ID's coffin will remain open -- and empty -- as least as long as these props remain. Science is working successfully only on the first prop above and is a long way from having explained all the mysteries of nature. The argument that because science has explained many things, it can explain all things, is not entirely compelling in a world as wonderful as this one. Many people think that sounds like blind faith. And long lists of bad designs in nature are not really more effective than short lists, especially when they seem attached to an anti-religious agenda.

Scientific arguments, unfortunately, often just do not work -- no matter what the subject -- if there are other factors involved.

Consider astrology. A 2009 Pew Poll showed that some 25 percent of Americans "believe" in astrology. President Reagan "believed" in astrology. Twenty million astrology books are sold each year. What is going on here? Didn't science thoroughly discredit astrology at roughly the same time it was establishing the motion of the earth? How can an idea so thoroughly refuted be so popular?

If the scientific community cannot successfully convince Americans to abandon belief in astrology -- which is not tied to any powerful religious tradition or even to belief in God -- what hope is there to refute an idea like Intelligent Design, which is so much more complex than astrology?

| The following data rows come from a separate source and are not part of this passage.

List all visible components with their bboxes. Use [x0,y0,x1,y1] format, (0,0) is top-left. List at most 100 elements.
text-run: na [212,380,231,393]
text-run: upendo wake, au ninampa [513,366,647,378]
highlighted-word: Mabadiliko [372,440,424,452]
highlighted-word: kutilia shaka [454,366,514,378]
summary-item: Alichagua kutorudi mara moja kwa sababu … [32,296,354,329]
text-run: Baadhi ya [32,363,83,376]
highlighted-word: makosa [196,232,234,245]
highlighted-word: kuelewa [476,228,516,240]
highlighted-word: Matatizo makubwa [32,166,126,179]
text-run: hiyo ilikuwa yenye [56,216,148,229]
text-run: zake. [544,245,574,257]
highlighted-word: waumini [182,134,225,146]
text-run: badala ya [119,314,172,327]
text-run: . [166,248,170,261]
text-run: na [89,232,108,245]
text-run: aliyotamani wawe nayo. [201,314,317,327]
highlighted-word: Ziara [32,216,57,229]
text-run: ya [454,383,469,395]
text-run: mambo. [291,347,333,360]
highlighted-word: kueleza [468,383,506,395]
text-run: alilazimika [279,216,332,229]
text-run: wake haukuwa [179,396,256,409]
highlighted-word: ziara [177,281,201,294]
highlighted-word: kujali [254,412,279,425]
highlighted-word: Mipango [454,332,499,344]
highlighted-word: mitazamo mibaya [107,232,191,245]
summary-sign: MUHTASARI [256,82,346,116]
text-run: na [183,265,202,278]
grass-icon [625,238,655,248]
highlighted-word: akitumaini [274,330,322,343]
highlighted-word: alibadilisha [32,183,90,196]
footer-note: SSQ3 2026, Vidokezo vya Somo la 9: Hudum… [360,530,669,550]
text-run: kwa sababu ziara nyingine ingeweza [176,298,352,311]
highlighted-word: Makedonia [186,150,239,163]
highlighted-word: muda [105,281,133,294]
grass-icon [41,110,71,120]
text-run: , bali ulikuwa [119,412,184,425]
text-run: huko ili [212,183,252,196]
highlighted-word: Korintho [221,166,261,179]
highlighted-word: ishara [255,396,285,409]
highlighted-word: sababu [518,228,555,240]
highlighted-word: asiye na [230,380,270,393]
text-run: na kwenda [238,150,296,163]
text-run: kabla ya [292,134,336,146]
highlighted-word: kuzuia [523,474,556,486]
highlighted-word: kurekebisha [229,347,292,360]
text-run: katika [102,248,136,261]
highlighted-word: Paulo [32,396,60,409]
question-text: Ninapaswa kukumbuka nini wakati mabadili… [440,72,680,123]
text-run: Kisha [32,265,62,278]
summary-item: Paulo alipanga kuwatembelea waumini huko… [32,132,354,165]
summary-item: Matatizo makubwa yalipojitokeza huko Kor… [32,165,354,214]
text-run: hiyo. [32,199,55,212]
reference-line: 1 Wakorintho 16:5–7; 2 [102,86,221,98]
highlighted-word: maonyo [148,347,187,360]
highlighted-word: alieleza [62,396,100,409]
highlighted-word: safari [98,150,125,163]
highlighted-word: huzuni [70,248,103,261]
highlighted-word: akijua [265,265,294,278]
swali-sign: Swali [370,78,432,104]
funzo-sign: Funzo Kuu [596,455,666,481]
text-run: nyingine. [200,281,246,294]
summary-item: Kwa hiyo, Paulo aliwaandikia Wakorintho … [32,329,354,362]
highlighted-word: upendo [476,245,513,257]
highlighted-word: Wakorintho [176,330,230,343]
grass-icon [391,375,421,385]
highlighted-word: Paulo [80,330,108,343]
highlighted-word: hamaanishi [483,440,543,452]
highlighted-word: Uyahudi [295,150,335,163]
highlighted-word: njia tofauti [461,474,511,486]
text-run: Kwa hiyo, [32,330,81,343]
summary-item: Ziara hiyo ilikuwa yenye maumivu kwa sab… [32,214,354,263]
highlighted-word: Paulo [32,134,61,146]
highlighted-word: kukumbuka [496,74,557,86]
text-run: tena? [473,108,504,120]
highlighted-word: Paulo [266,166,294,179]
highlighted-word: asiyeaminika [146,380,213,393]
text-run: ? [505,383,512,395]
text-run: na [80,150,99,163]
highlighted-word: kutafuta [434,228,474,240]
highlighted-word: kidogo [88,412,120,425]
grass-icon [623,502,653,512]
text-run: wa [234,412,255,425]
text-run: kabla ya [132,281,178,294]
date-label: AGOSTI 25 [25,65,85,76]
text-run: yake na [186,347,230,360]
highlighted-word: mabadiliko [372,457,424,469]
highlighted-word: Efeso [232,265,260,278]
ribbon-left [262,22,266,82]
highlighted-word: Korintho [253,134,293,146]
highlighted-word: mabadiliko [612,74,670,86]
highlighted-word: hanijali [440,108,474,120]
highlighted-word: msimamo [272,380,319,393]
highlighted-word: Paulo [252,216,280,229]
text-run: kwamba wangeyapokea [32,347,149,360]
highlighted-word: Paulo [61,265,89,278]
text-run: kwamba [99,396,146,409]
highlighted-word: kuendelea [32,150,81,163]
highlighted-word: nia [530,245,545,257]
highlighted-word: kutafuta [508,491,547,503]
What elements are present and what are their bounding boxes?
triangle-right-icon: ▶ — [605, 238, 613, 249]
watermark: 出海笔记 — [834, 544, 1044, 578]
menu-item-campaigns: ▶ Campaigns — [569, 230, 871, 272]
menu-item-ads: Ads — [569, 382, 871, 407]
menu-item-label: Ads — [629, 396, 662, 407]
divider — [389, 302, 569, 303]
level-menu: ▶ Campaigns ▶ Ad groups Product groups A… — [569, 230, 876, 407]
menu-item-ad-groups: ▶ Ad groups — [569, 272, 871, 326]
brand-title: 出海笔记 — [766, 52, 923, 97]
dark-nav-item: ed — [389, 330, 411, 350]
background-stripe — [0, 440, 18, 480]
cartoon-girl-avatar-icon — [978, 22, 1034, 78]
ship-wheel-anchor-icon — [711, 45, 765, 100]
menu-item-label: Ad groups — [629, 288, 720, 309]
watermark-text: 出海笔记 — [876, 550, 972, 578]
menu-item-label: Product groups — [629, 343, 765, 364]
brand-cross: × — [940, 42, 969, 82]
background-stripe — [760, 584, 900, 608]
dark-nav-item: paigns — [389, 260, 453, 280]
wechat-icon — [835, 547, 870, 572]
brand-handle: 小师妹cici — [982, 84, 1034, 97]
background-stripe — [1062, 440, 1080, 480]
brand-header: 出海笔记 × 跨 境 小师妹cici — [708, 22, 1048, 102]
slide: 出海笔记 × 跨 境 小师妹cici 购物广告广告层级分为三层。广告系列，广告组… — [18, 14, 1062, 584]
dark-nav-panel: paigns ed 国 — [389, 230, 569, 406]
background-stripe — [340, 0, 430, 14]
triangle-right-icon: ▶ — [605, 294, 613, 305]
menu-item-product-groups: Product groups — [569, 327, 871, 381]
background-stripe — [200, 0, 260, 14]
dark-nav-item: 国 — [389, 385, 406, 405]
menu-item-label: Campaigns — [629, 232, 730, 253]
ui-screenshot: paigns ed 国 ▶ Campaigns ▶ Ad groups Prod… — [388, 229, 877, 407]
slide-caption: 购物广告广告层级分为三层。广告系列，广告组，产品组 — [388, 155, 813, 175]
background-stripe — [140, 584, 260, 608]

If the scientific community wants to dislodge ID, they need to start by admitting that their efforts have been an abysmal failure so far. And then they need to turn their considerable analytical skills on the problem of explaining that failure. If they do this, they might discover that enthusiastic pronouncements like "ID is dead" or "science has proven God does not exist" or "religion is stupid" or "creationists are insane" are not effective. They might discover that affirming that the universe is wonderful, despite our bad backs and the nonsense in our genomes, makes it easier for people to accept the bad design in nature.

And above all, they need to decide that it is OK for people to believe in God. For millions of Americans belief in ID is tied to belief in God. Unless people can find a way to separate them -- and not be told by agnostic bloggers this is impossible -- ID's coffin will remain empty.